Anche Laives aveva il suo Don Camillo


Laives divenne curazia nel 1711, precisamente il 3 agosto. Il primo curato fu Zacharias Hochleitner, che rimase in carica fino al 1718. Prima di allora i sacerdoti scendevano da Bolzano a Laives nel fine settimana o in occasione di ricorrenze particolari. Alloggiavano nella vecchia canonica accanto alla chiesa poi demolita.

Molti dei curati succedutisi nel corso dei decenni lasciarono un segno profondo nella comunità. Alcuni entrarono nella leggenda paesana: qualcuno per le sue virtù, altri per ragioni meno nobili. Tale Josef Grafer, per esempio, curato dal 1832 al 1856, era un omone gigantesco, tanto che dovettero fabbricargli un confessionale su misura. Anton Guggenberger, suo successore, rimase in carica fino al 1862 e si impegnò la costruzione della nuova chiesa. Leggendario anche il curato Thaddaeus von Elzenbaum, nato a Termeno nel 1849 e in servizio a Laives dal 1877 al 1905. Il più importante di tutti fu probabilmente Bartlme Clementi, attivo dal 1919 al 1947: dovette gestire i disastri della prima guerra mondiale, il passaggio del Sudtirolo dall’Austria all’Italia e, soprattutto, le infinite angherie del faascismo che a Laives era ben radicato. I funerali solenni di Clementi entrarono nella storia della città. A Clementi succedette un altro parroco leggendario, Alois Pfoestl, a Laives fino al 1973.

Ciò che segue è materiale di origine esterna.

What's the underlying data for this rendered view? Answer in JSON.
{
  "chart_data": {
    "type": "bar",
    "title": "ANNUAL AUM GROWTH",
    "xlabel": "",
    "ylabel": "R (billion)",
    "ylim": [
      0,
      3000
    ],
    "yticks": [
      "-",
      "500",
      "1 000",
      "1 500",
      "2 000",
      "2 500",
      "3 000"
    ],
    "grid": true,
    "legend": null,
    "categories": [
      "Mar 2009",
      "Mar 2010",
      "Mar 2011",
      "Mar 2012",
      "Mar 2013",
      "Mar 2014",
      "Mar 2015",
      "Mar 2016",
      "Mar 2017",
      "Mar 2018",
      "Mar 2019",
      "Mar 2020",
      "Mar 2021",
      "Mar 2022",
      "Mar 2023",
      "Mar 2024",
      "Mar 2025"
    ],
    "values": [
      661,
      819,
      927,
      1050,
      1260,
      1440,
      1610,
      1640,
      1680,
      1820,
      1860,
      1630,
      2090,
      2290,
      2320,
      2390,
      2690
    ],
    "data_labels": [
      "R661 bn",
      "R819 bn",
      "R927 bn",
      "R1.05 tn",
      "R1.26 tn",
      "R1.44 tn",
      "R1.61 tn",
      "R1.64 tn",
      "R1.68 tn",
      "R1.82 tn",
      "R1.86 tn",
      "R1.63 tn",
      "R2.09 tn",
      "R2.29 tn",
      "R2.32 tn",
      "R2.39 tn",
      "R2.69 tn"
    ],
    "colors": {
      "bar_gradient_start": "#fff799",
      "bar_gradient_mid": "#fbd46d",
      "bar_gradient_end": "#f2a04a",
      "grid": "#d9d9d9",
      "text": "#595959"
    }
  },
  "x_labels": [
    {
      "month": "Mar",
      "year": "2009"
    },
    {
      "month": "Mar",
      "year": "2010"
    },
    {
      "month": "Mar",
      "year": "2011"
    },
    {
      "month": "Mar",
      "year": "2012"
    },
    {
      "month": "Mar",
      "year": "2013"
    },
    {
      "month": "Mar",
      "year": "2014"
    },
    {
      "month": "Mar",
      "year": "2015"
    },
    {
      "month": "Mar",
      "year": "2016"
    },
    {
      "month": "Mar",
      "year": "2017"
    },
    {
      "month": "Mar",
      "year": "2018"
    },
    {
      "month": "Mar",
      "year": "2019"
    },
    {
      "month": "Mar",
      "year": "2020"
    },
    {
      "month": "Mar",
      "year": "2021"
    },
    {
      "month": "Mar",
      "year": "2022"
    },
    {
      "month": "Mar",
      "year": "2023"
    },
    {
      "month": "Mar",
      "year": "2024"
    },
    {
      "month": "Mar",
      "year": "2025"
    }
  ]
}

Il protagonista della nostra storia non è nessuno di costoro bensì il sacerdote che ereditò la carica da von Elezenbaum agli albori del XX secolo, ossia Benjamin Vescoli. Nativo di Redagno, arrivò a Laives poco più che trentenne da Luserna e vi rimase fino allo scoppio della grande guerra nel 1914. Era un uomo controverso, legati a valori d’altri tempi e, soprattutto, noto per la sua intolleranza nei riguardi dei “costumi” liberali del genere femminile. Questo Don Camillo locale fu spesso preso di mira dai liberali e anticlericali dell’epoca, tra cui spiccava il giornale socialdemocratico “Volkszeitung”.

Il 12 febbraio 1909 il periodico “dei lavoratori” pubblicò un articoletto di poche righe che forse sfuggì a molti lettori. Il titolo del pezzo suonava “Pfäffischer Größenwahn”, megalomania pretesca. “Del parroco di Laives ci siamo già occupati in diverse occasioni”, scrisse il giornale, “e di recente è avvenuto un altro fatto rimarchevole. Una maestra dell’asilo ha organizzato una festa per i suoi bambini e quando “Sua Eccellenza” l’ha saputo ha preteso che tutti i bambini peccaminosi che avevano partecipato all’innocente festa si scusassero con lui. In ginocchio”.

La storia poteva finire qui ma ovviamente il curato reagì alla sua maniera. “Se l’autore di queste righe è in grado di provare le sue affermazioni, può ritirare presso il sottoscritto la somma di 50 corone; in caso contrario è un vile mentitore”. Il giornale rispose a sua volta con un lungo pezzo che apparve il 12 marzo: “Caro amico Vescoli, l’appetito viene mangiando e perciò ti serviamo un’altra porzione che forse ti convincerà ad aumentare il premio a 100 corone. Dica il curato se corrisponde a verità che le 15 bambine che avevano partecipato alla festicciola dell’asilo siano state costrette a chiedere perdono in ginocchio; non solo, dica anche se corrisponde a verità che a tutte le partecipanti alla festicciola il curato pretese che venisse messo il voto tre in condotta (“Sitten” si chiamava la materia, ovvero “costumi”, più o meno come nell’odierno Iran, dove esiste la polizia morale)”.

Il giornale rimproverò anche al Vescoli di aver spostato il funerale di un bambino per poter partecipare a una festa sul Montelargo, dove rimase, in “gentile compagnia”, fino a mezzanotte. Come sia finita la vicenda non si sa. Fatto sta che dopo qualche anno il curato levò le tende e si spostò a Monte San Pietro. Concluse la sua carriera a Castelvecchio presso Caldaro, dove morì nel 1936 all’età di 62 anni.